Today we will be joined by Intel Principal Engineer Karthik Vaidyanathan and talk extensively about Intel’s upcoming neural supersampling technology, XeSS, and that very impressive demo. Karthik was instrumental to XeSS development and will be fielding the community’s questions about the upscaling tech. The agenda of the interview will begin with some basic background on the classification of upscaling technologies and then move on to more pointed questions.
While you might be tempted to skip towards the juicier parts of the interview, we would encourage everyone to read through it all, because there are nuggets of insight in practically every statement that Karthik responds with (and we especially loved the examples that will help gamers understand just what is going on behind the scenes).
Karthik was also able to reveal some truly exciting details about XeSS (I won’t spoil them) and we can’t wait to tell you about them. This writeup will be a 36-minute read for the average reader, so grab a cup of coffee, some snacks, and enjoy the interview!
Special shout out to Patrick Moorehead (@PatrickMoorhead), Sebastian Moore (@Sebasti90655465), Locuza (@Locuza_), MeoldoicWarrior (@MelodicWarrior1), Albert Thomas (@ultrawide219), and WildCracks (@wild_cracks) for contributing to the interview questions.
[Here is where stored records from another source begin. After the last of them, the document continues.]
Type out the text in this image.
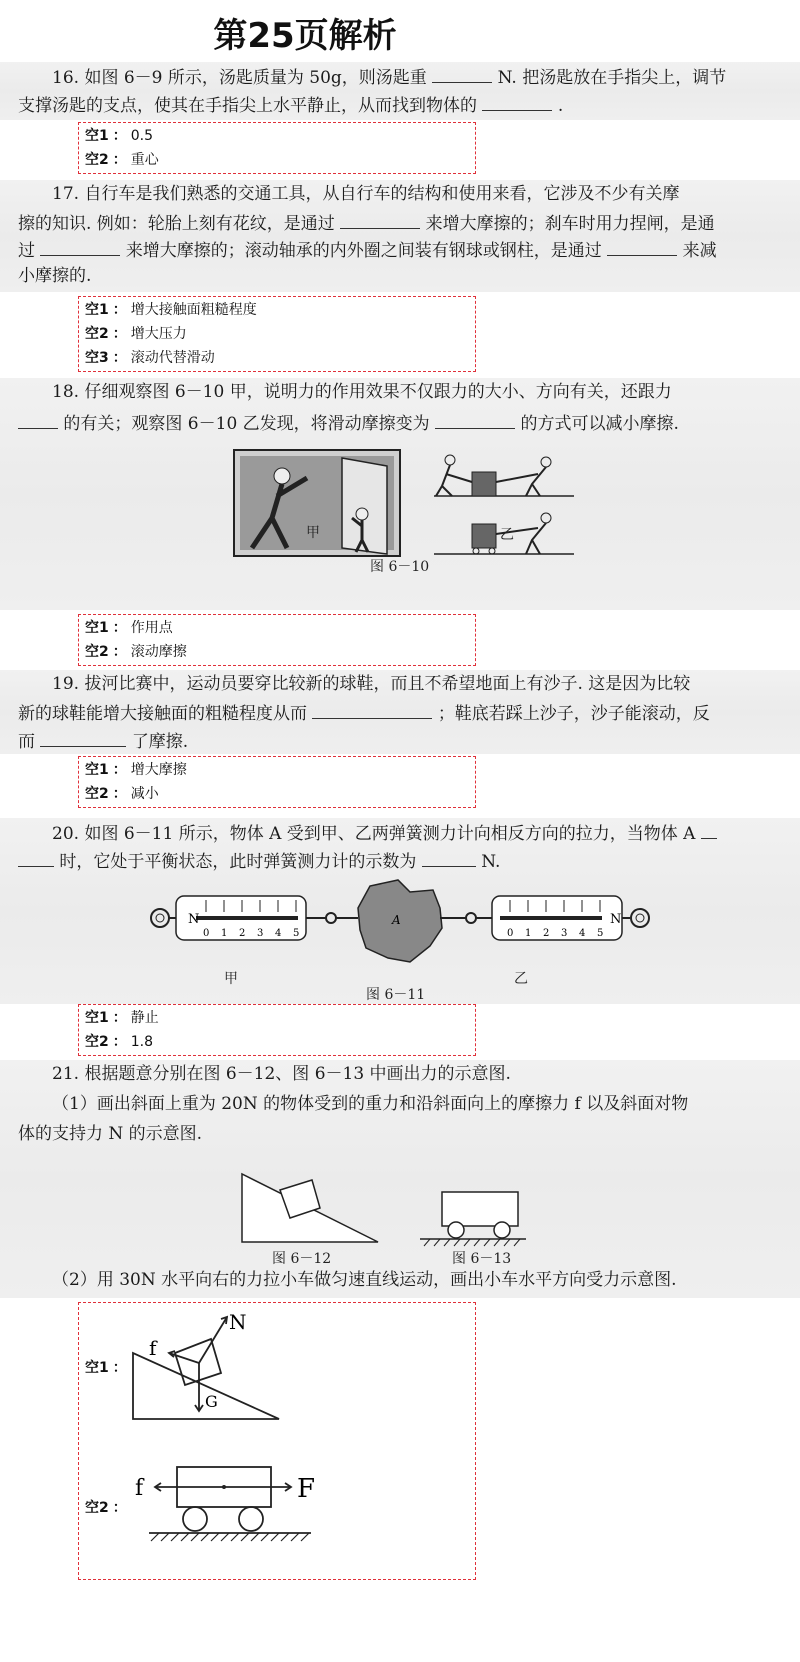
第25页解析
16. 如图 6－9 所示，汤匙质量为 50g，则汤匙重	N. 把汤匙放在手指尖上，调节
支撑汤匙的支点，使其在手指尖上水平静止，从而找到物体的	.
空1 ： 0.5
空2 ： 重心
17. 自行车是我们熟悉的交通工具，从自行车的结构和使用来看，它涉及不少有关摩
擦的知识. 例如：轮胎上刻有花纹，是通过	来增大摩擦的；刹车时用力捏闸，是通
过	来增大摩擦的；滚动轴承的内外圈之间装有钢球或钢柱，是通过	来减
小摩擦的.
空1 ： 增大接触面粗糙程度
空2 ： 增大压力
空3 ： 滚动代替滑动
18. 仔细观察图 6－10 甲，说明力的作用效果不仅跟力的大小、方向有关，还跟力
的有关；观察图 6－10 乙发现，将滑动摩擦变为	的方式可以减小摩擦.
甲	乙
图 6－10
空1 ： 作用点
空2 ： 滚动摩擦
19. 拔河比赛中，运动员要穿比较新的球鞋，而且不希望地面上有沙子. 这是因为比较
新的球鞋能增大接触面的粗糙程度从而	；鞋底若踩上沙子，沙子能滚动，反
而	了摩擦.
空1 ： 增大摩擦
空2 ： 减小
20. 如图 6－11 所示，物体 A 受到甲、乙两弹簧测力计向相反方向的拉力，当物体 A
时，它处于平衡状态，此时弹簧测力计的示数为	N.
0 1 2 3 4 5	0 1 2 3 4 5
N	N
A
甲	乙
图 6－11
空1 ： 静止
空2 ： 1.8
21. 根据题意分别在图 6－12、图 6－13 中画出力的示意图.
（1）画出斜面上重为 20N 的物体受到的重力和沿斜面向上的摩擦力 f 以及斜面对物
体的支持力 N 的示意图.
图 6－12	图 6－13
（2）用 30N 水平向右的力拉小车做匀速直线运动，画出小车水平方向受力示意图.
空1 ：
空2 ：
N
f
G
f	F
There is spatial upscaling. Probably heard about that quite a bit. They are also commonly referred to as super resolution techniques. And then on the other hand you have super sampling techniques and a lot of the modern games already use super sampling techniques like checkerboard rendering. Now diving deeper into some of these spatial upscaling techniques, they tend to be simpler. They typically engage after anti-aliasing. After TAA, for example, they look at a single frame at a lower resolution and they just upscale it to the target resolution. There are lots of smart techniques that they use to upscale the image, but when you’re working with such a small set of pixels to begin with often the information is not there. And moreover, when you’re working after anti-aliasing, you can think of anti-aliasing as a low pass filter, that also ends up removing a lot of the details in a lot of the information.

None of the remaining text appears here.